Recently, in a multicenter study conducted on about 500 patients suffering from chronic cancer pain, tapentadol PR has been shown to provide comparable efficacy to that of CR morphine sulphate, with a better tolerability profile.15 Similarly, pain relief from tapentadol PR was noninferior to that achieved with CR oxycodone, with fewer gastrointestinal side effects.16

A recent study showed that the QoL of symptomatic patients with MM may be significantly affected by the side effects of analgesics, particularly by opioids.37 The good tolerability of tapentadol PR, probably related to its lower affinity for the MOR, would be clinically relevant in patients who have to be treated for lengthy periods.38 The low incidence of side effects, including in the first phase of treatment (during titration), is critical for improving patients’ adherence and acceptance of the proposed treatment. That tapentadol PR was well tolerated in our study is consistent with the results of other trials conducted in patients with neuropathic pain.12,34,35 Moreover, other studies suggest a better gastrointestinal tolerability, in terms of nausea and constipation, compared with the combination oxycodone/naloxone, which is specifically designed to limit opioid-induced constipation.3941

Finally, an important finding was that the QoL score was significantly improved after the initiation of tapentadol PR therapy, and the use of adjuvant drugs administered prior to entering the study was reduced during the study period, confirming the efficacy of tapentadol PR.
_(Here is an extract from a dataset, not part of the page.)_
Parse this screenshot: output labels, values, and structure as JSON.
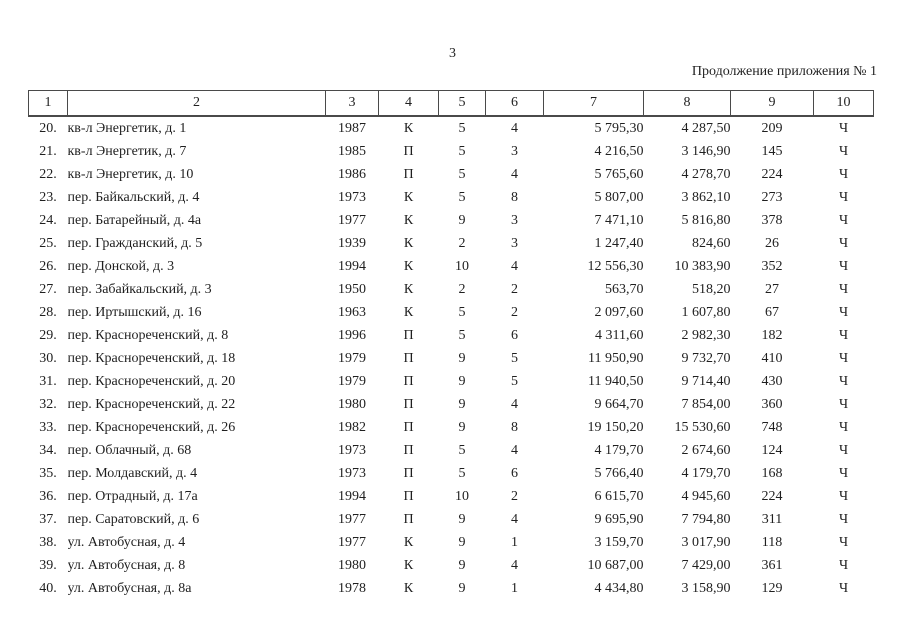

To our knowledge, this study was the first to be performed in patients with MM. Therefore, although the relatively low number of patients participating in this study and the uncontrolled design do not allow definitive conclusions, and the findings require confirmation in controlled studies with a larger number of patients, our quest to identify subjects who could best benefit from tapentadol PR, nevertheless, demonstrated that tapentadol PR can provide effective and safe analgesia in patients with MBD suffering from moderate-to-severe chronic cancer pain.

Conclusion

Tapentadol PR started in doses of 100 mg/day was effective and well tolerated in opioid-naïve patients with MBD suffering from moderate-to-severe chronic cancer pain. Most patients were responsive at a mean stable dose of 200 mg/day, suggesting only a slow development of analgesic tolerance. Eight weeks after starting tapentadol PR, the neuropathic component of pain was eliminated in all the treated patients. QoL was significantly improved in both physical and mental status after 12 weeks of treatment.

Disclosure

FC, RBR, JP, and CM are speakers, consultants, and/or basic science investigators for several pharmaceutical companies involved in analgesic research, but they receive no royalty (cash or otherwise) from the sale of any product. FC serves as a speaker, consultant, and researcher for Grunenthal, Angelini, Mundipharma, and Prostrakan. RBR was previously employed by Johnson & Johnson, was on the scientific advisory board of Pain Therapeutics, and was a scientific consultant for Adolor, Alteon, Ampio, Asta Medica, Depomed, Discovery Research Consultants, Endo, Galleon, Grünenthal, Inspirion, Iroko, Johnson & Johnson, Kirax, LaboPharm, LAPID, Mallinckrodt/Covidien, Novartis, Onconova, Pfizer, Purdue Pharma, Trevena, and Vyrix. JP serves as a speaker, consultant, and researcher for Grunethal, Mundi Pharma, Purdue, Baxter, Depomed, Jansen, Inspirion, and Astra Zeneca. CM serves as a speaker, consultant, and researcher for Grunenthal, Angelini and Cephalon. AR, PL, NC, and GC disclose they have no financial relationships that could have influenced the manuscript. The authors report no other conflicts of interest in this work.